Nesta: "Che darei per tornare a giocare, oggi mancano campioni veri"

24 Apr 2026 - 11:10
Alessandro Nesta esonerato dal Monza alla 17.a giornata: al suo posto Salvatore Bocchetti © Getty Images

Alessandro Nesta esonerato dal Monza alla 17.a giornata: al suo posto Salvatore Bocchetti © Getty Images

"Darei un dito per tornare a giocare. È stata una figata". Lo ha detto Alessandro Nesta, leggenda della Lazio e del Milan, nel corso di una intervista a Dazn per la terza puntata di 'Giorgia's Secret', il format originale ideato e condotto da Giorgia Rossi che indaga il lato più umano e autentico dei protagonisti del calcio. Parlando del calcio di oggi, ancora Nesta ha aggiunto: "Il calcio è diventato più lento, più noioso.
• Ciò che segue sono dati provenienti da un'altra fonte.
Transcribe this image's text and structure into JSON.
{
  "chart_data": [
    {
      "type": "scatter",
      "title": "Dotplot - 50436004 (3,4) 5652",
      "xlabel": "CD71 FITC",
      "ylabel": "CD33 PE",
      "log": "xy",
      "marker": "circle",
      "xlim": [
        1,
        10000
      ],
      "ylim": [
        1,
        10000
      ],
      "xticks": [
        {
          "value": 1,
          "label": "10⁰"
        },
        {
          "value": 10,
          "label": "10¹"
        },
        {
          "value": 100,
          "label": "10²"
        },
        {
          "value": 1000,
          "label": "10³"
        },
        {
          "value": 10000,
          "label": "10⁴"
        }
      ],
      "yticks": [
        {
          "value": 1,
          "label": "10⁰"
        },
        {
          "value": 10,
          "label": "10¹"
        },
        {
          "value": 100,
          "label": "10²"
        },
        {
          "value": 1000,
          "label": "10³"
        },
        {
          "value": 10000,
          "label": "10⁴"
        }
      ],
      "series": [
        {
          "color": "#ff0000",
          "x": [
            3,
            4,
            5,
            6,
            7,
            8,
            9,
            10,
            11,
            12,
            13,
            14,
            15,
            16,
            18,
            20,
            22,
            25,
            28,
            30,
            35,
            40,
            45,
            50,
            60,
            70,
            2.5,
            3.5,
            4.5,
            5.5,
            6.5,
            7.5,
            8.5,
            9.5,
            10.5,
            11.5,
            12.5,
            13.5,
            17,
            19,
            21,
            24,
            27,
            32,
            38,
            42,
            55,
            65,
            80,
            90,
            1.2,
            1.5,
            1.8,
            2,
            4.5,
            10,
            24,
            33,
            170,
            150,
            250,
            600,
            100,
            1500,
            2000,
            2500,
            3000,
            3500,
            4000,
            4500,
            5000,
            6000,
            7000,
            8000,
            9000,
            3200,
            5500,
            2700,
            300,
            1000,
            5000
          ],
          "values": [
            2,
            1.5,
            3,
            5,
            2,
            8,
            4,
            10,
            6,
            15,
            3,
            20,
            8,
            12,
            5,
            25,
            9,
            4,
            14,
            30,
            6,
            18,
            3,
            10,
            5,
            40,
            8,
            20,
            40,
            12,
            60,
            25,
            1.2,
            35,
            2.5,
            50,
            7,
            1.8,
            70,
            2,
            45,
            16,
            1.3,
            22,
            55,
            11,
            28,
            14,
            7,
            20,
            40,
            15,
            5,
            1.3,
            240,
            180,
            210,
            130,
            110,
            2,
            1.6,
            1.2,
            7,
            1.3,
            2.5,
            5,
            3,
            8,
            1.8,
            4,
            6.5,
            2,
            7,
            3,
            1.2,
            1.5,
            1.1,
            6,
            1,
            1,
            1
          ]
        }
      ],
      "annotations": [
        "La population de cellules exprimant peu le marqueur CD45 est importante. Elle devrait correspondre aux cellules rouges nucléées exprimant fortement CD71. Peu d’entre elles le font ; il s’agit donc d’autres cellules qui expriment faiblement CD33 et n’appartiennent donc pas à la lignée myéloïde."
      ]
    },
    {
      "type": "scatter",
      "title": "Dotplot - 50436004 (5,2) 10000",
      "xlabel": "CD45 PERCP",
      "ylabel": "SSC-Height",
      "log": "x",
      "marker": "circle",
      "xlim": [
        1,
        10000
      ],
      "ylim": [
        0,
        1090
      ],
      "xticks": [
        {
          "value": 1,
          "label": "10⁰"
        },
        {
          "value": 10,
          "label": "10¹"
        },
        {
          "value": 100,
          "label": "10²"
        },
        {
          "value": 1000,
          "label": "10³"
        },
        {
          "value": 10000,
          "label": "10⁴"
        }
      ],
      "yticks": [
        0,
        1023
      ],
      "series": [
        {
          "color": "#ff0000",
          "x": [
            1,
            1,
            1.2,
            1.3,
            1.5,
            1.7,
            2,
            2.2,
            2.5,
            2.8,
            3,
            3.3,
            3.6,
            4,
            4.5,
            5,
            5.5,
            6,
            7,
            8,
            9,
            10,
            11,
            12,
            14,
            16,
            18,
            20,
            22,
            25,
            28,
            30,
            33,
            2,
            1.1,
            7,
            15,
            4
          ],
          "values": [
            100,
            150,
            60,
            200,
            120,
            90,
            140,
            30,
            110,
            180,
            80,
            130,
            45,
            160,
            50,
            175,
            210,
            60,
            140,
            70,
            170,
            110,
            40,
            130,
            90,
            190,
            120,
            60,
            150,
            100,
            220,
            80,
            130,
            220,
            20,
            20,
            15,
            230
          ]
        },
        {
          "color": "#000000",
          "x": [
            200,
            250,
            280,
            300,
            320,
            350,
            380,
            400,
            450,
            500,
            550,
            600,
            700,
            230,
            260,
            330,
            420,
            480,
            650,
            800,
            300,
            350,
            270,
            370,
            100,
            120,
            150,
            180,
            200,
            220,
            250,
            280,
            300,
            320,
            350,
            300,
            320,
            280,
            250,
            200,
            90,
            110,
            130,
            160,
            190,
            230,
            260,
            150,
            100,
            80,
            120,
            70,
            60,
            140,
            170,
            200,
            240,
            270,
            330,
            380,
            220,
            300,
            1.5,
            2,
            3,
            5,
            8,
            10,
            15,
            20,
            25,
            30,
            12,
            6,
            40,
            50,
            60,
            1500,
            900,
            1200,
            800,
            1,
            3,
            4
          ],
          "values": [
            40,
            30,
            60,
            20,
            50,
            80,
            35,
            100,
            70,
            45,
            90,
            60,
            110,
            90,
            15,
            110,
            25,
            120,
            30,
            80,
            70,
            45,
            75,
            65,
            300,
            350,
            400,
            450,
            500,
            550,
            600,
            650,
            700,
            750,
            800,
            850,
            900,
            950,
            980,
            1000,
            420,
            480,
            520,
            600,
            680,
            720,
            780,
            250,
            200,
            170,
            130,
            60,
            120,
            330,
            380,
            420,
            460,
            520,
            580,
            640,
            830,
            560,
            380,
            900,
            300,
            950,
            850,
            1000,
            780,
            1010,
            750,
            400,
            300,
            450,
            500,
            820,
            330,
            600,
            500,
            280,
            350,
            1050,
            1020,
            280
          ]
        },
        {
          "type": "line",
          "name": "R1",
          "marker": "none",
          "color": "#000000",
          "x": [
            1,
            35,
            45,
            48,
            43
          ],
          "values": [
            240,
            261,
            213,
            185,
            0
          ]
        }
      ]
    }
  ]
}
Si fischia troppo. Mancano 3-4 campioni veri. E soprattutto leader tipo Chiellini e Bonucci". Sul suo stile di gioco. "Non sono mai stato cattivo. L'unica volta che ho provato a entrare duro… mi sono rotto tutto", ha ricordato. Nesta ha quindi parlato della sua ambizione: "Ero malato… ma quella era ambizione vera. Ogni domenica guardavo le statistiche e volevo superare Thuram nella classifica delle palle recuperate".

Il primo grande traguardo da calciatore lo Scudetto con la Lazio. "Quando ho vinto lo Scudetto mi sentivo il Papa. Il momento della vita nel quale mi sono sentito più importante, coronando il sogno di mio papà", ha detto. Sul rapporto con Totti. "Ci siamo affrontati la prima volta quando avevamo 8 anni, ormai si conoscevano le famiglie, c'è stato un rapporto incredibile: non l'ho mai sofferto", ha ammesso. Tra i ricordi più brutti invece la finale di Champions persa a Istanbul. "Uno dei giorni più brutti della mia vita. Ci ho pensato per mesi. Devi restare pronto. L'occasione torna. A me nella vita è sempre successo così. E infatti poi arriva Atene", ha detto. Infine il legame con i compagni del Milan. "Ho vissuto una vita pazzesca, con fratelli pazzeschi: quando ci ritroviamo coi compagni del Milan, bastano pochi minuti e ricomincia lo spogliatoio. Si fa gli stupidi e si ride come ragazzini, anche ora che abbiamo 50 anni", ha concluso.